The Osborne Family Spectacle of Dancing Lights - History

History

Jennings Osborne (1943-2011), along with his wife Mitzi, founded the "Arkansas Research Medical Testing Center" in Little Rock, Arkansas in 1968. The business' success allowed him and his wife to eventually purchase a large estate in the middle of town in 1976. In 1980 the Osbornes had a daughter, Allison Brianne Osborne (nicknamed "Little Breezy").

In 1986, Breezy made a very simple request of her parents for Christmas ... to decorate their home in lights. Jennings gladly complied, stringing 1000 lights around their home. "Each year after that, it got bigger and bigger," Osborne would later recall. So big, in fact, that Osborne purchased the two properties adjacent to his own and expanded the display into them.
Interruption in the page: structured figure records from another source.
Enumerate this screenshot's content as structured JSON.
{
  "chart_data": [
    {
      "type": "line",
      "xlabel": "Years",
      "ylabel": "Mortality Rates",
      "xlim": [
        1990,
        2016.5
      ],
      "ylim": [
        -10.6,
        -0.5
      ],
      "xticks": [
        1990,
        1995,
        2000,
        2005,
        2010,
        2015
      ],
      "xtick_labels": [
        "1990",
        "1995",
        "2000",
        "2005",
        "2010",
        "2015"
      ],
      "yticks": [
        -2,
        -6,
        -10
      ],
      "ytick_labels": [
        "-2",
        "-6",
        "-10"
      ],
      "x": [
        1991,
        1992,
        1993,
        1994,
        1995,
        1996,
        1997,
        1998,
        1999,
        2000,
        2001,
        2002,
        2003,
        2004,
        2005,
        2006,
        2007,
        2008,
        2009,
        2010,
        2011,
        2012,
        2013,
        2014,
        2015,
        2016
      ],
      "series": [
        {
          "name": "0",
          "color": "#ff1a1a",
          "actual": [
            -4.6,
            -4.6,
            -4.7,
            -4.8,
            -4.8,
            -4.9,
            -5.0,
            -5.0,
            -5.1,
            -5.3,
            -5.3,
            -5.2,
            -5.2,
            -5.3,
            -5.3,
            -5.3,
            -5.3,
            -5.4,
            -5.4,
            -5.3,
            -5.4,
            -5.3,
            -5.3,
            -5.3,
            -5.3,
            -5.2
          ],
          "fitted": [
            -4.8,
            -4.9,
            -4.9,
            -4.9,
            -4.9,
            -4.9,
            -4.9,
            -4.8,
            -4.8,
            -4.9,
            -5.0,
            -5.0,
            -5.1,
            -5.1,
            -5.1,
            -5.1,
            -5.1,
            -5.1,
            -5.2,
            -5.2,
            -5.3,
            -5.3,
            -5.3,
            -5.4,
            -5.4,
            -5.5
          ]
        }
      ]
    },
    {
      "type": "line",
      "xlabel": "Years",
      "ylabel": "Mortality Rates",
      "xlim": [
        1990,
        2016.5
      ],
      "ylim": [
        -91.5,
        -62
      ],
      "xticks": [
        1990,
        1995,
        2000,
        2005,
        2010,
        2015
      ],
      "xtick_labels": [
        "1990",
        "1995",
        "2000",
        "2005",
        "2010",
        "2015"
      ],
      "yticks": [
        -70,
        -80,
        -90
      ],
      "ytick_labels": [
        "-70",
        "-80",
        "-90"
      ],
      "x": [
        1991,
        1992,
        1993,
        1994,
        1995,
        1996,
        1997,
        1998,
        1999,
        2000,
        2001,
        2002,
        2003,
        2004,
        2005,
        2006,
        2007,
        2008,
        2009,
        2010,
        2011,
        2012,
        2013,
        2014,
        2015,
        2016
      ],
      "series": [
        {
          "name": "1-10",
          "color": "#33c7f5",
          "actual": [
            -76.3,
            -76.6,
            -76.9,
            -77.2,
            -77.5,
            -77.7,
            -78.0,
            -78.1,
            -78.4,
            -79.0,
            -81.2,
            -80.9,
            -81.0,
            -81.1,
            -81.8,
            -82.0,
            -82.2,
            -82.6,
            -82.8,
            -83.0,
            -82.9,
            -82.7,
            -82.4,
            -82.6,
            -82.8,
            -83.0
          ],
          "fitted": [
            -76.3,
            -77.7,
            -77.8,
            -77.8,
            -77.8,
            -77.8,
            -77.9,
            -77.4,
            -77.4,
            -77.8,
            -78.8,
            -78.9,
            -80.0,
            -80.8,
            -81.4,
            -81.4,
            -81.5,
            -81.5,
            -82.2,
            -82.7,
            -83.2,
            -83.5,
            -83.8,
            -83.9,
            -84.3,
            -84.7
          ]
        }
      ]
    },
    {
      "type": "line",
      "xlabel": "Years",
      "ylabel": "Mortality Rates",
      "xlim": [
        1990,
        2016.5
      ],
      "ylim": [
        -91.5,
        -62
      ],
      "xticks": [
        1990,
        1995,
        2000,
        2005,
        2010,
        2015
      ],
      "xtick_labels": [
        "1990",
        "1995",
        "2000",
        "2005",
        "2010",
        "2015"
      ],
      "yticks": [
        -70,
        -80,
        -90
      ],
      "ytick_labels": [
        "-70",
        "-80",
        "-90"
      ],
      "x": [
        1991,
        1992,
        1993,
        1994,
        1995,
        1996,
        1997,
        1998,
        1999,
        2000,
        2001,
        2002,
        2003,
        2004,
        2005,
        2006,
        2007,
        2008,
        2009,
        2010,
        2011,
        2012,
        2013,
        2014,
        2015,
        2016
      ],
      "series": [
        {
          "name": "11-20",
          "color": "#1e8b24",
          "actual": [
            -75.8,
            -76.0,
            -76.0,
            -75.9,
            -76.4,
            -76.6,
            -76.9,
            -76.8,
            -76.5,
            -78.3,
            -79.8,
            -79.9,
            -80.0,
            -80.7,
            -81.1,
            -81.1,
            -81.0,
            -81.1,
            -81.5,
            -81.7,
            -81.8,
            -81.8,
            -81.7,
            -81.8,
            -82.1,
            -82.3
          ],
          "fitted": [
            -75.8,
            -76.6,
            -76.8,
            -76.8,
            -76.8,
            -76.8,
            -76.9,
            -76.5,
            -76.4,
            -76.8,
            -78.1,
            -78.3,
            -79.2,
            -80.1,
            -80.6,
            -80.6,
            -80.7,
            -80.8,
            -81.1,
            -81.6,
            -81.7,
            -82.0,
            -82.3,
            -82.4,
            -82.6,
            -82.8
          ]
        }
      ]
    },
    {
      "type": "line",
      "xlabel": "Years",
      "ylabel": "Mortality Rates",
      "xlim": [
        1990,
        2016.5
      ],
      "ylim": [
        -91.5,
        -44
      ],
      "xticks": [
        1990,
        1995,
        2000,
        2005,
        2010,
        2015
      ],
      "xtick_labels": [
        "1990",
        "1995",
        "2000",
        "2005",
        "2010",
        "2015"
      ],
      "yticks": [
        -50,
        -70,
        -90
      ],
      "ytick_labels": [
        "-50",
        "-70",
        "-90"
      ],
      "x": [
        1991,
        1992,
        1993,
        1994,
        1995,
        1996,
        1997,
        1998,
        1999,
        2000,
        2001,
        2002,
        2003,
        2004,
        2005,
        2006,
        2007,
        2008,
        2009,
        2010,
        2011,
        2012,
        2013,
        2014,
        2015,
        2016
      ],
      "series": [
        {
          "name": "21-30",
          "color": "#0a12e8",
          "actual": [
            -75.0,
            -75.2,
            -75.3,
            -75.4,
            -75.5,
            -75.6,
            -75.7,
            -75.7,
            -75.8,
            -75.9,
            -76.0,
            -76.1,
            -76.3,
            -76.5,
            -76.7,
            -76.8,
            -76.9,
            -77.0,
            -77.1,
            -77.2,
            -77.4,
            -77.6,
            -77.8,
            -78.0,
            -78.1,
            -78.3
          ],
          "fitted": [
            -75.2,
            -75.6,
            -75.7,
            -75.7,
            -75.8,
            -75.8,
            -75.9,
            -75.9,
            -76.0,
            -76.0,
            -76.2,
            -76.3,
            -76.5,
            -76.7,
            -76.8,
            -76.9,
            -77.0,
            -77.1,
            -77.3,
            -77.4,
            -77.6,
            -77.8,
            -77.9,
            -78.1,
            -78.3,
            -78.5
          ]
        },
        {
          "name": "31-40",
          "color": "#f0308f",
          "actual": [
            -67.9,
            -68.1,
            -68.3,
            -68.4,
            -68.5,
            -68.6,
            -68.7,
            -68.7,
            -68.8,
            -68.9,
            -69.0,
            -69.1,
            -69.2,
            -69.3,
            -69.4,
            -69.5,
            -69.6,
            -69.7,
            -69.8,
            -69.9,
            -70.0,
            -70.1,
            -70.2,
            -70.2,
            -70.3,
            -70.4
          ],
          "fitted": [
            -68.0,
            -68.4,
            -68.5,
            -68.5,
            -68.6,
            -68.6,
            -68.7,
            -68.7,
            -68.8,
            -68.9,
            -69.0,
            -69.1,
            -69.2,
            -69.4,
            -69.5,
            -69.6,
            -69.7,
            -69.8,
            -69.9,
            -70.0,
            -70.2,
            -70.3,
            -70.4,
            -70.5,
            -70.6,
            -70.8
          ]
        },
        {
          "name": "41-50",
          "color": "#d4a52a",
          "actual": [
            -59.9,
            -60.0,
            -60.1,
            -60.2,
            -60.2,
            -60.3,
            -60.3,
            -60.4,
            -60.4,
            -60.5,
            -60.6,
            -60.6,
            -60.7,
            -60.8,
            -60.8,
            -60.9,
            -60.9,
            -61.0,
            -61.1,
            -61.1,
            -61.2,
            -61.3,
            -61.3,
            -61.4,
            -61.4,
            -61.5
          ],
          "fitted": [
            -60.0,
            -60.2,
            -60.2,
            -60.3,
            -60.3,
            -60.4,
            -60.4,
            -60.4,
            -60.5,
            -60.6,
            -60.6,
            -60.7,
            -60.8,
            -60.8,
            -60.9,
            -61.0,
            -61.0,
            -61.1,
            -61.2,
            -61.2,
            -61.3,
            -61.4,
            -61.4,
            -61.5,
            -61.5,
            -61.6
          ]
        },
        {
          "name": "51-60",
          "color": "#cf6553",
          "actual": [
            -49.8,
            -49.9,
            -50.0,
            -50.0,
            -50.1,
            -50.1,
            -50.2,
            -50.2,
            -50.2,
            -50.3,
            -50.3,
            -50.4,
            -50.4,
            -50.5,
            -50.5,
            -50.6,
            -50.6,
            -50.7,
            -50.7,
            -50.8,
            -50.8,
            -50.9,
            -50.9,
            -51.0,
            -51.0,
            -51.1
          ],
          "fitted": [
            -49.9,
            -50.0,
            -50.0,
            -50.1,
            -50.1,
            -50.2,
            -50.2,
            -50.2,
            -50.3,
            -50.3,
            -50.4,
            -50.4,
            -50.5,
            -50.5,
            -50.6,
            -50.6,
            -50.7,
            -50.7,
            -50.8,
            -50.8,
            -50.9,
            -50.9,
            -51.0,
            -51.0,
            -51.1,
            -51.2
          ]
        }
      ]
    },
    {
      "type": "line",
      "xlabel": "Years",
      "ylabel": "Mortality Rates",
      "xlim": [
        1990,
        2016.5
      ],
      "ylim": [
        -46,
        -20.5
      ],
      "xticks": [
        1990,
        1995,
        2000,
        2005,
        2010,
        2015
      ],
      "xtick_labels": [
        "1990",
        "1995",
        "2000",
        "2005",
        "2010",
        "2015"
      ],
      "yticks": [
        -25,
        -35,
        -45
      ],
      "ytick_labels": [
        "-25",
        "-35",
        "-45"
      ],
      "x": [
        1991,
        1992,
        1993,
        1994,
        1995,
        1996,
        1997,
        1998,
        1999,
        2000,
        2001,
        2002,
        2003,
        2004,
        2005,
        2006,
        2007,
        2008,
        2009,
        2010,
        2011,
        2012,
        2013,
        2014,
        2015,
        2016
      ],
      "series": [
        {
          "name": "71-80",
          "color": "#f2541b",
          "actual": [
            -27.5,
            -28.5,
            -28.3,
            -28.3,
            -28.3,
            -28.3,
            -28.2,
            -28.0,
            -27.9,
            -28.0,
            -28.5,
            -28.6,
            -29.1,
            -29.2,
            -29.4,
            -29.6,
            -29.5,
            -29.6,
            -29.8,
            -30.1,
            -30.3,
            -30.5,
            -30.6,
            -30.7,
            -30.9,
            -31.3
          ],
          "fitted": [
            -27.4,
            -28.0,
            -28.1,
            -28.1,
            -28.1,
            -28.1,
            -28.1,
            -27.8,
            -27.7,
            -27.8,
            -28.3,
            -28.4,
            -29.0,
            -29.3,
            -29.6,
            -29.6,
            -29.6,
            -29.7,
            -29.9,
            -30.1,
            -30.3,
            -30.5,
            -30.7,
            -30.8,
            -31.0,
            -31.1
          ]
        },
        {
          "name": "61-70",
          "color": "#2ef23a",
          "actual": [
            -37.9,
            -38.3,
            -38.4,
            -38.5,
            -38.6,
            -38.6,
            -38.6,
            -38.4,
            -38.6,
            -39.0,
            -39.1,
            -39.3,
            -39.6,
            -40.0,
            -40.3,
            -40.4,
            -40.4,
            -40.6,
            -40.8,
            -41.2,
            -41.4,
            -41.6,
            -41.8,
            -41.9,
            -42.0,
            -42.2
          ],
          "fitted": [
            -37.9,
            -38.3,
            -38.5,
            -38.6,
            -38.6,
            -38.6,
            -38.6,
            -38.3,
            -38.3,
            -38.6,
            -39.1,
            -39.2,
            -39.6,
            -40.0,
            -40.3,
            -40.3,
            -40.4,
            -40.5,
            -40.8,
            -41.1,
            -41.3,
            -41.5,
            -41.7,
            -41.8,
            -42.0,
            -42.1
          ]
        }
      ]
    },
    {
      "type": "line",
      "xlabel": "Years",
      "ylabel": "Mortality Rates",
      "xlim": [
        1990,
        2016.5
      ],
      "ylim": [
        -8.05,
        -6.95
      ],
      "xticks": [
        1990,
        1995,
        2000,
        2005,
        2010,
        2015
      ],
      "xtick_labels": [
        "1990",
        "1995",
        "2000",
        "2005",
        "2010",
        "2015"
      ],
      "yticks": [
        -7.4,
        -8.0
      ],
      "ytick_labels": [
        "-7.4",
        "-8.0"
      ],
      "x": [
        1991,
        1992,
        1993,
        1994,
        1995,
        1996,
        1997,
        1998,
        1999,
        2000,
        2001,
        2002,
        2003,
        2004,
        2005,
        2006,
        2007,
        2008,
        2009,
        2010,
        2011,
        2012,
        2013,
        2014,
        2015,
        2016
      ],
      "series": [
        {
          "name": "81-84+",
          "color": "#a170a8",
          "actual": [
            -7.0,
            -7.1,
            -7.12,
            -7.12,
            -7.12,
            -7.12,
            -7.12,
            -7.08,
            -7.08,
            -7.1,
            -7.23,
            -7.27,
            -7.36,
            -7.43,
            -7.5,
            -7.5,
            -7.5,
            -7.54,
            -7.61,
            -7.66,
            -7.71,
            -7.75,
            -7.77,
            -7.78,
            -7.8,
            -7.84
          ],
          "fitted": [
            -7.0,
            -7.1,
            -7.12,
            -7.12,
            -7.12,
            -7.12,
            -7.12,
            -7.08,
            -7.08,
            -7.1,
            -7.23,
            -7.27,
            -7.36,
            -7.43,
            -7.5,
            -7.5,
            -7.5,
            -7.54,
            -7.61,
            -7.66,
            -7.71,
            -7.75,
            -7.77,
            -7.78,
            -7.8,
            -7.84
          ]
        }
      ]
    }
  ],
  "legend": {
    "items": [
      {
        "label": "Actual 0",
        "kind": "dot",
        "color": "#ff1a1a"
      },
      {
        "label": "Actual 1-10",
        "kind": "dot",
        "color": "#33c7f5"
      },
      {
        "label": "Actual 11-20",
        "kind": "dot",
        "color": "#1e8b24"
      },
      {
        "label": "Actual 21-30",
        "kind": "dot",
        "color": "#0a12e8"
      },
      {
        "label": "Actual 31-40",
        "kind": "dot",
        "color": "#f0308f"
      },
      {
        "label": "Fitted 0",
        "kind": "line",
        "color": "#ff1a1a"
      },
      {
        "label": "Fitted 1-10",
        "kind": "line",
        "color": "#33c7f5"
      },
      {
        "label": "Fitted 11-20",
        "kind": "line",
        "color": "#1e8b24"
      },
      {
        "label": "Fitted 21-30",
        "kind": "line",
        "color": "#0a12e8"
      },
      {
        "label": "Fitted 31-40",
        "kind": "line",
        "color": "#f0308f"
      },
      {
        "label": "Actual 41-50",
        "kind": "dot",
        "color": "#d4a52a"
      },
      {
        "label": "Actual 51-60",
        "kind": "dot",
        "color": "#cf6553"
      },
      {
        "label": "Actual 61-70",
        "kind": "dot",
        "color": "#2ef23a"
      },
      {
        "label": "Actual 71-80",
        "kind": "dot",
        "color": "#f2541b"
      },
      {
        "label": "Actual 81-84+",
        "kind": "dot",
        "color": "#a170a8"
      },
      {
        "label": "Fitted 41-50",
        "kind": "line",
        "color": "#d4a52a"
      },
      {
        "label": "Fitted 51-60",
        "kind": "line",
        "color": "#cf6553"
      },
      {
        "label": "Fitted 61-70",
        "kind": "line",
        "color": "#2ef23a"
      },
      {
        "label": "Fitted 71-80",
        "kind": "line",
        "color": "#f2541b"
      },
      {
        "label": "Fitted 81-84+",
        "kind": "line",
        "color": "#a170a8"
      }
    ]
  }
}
By 1993, the display had over three million lights. Some of the more prominent features included:

  • an illuminated globe, with Little Rock and Bethlehem marked, mounted in the back yard;
  • two rotating carousels of lights, placed on each end of the estate's circular driveway;
  • a 70-foot (21 m)-tall Christmas tree of lights with 80,000 lights in three colored layers, mounted atop the home's kitchen; and
  • a canopy of 30,000 red lights over a section of the driveway.

The lights were a wildly popular attraction, both in Arkansas and around the world, as news crews often visited to film the display.

Mr. Osborne's barbecue benefit (unrelated but notable in its immense scale, comparable to his light display) was featured in an episode of the television travelogue Man v. Food.